Each of us lives at two levels, the human level, where we interact with others and the world, and the spiritual level, where we live an interior life with God. There is a point in our being where God’s Spirit touches ours and sustains us in life. Some people are very conscious of this inner life nourishing it through prayer and reflection, aware that they are in a relationship with God. Some may be cognizant of it but don’t pay much attention to it. They practice their religion and think that the spiritual activities they engage in will take care of it. Others “don’t have a clue” that they have an inner life. They live on the surface, and the noise of modern life doesn’t allow them the silence to realize there is “something more.” Perhaps one day they’ll ask the question “Is that all there is?” and grace will help them to discover the “more.” Still others deny the very existence of a personal God and the possibility of a relationship.

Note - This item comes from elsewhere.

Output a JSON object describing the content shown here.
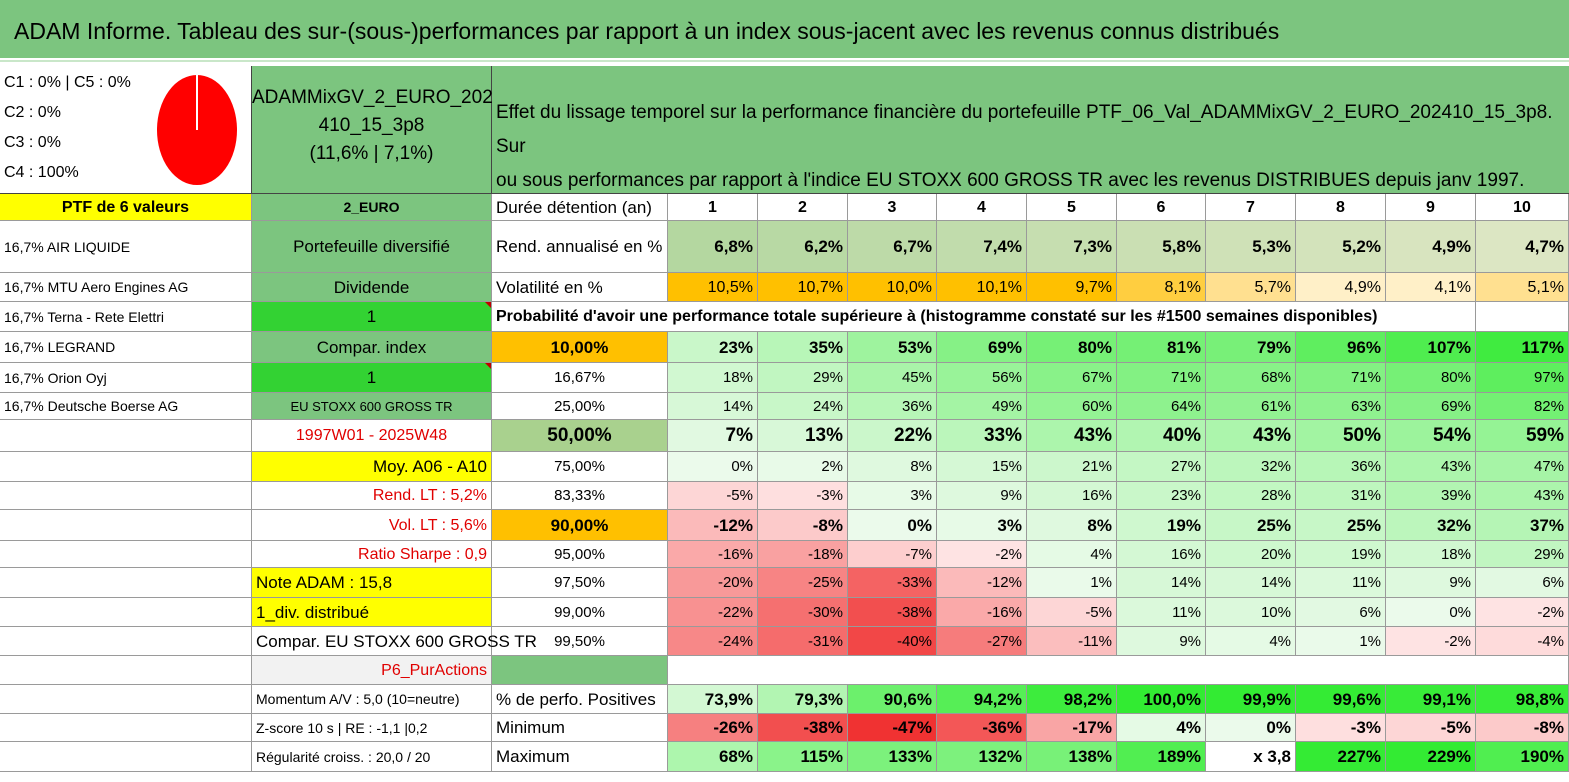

But even those who have “tasted the sweetness of the Lord” can forget. We allow the surface life to inundate our inner life with activity, worry, fears or incessant entertainment. Pope Francis goes on to say:” It (spiritual Alzheimers) is a progressive decline of the spiritual faculty... living in a state of absolute dependence of his often imaginary views.” We lose sight of the fact that our life depends upon God and without Him we can do nothing. We imagine that we are in charge of our life and the fear of that can overwhelm us as we see our weakness and inability to control it.
He goes on: “ We see it in those who have lost the memory of their encounter with the Lord…” Once on retreat, we were given a paper with a road drawn on it and told to reflect on our spiritual journey from birth until now, jotting down events, encounters, words, etc that helped us grow into the person we were that day. Then we shared it with another person - we told our story. That was one of the most fruitful experiences I ever had. Each of us has a spiritual history. We need to remember the moments when God touched our life through events and other people. It gives us a greater vision. In God everything is now and the grace of those moments can renew us today. If we don’t, Pope Francis goes on to say, we will be “those that depend completely on their ‘present,’ on their passions, whims and fixations; those who build walls and habits around themselves, becoming ever more slaves of idols that they have sculpted with their own hands.” What a frightening place that would be, totally forgetting who we really are as God’s beloved. Our prayer everyday should be “O God, let the radiant light that flows from Your Heart penetrate my heart that I may know You and know myself.”
* Pope’s Address to the Roman Curia, www.vatican.va He gave this talk suggesting they use it as an examination of conscience before going to confession. He went way beyond the Ten Commandments to hit at the root of so many evils that haunt the human heart. I hope to write a summary article of his whole list.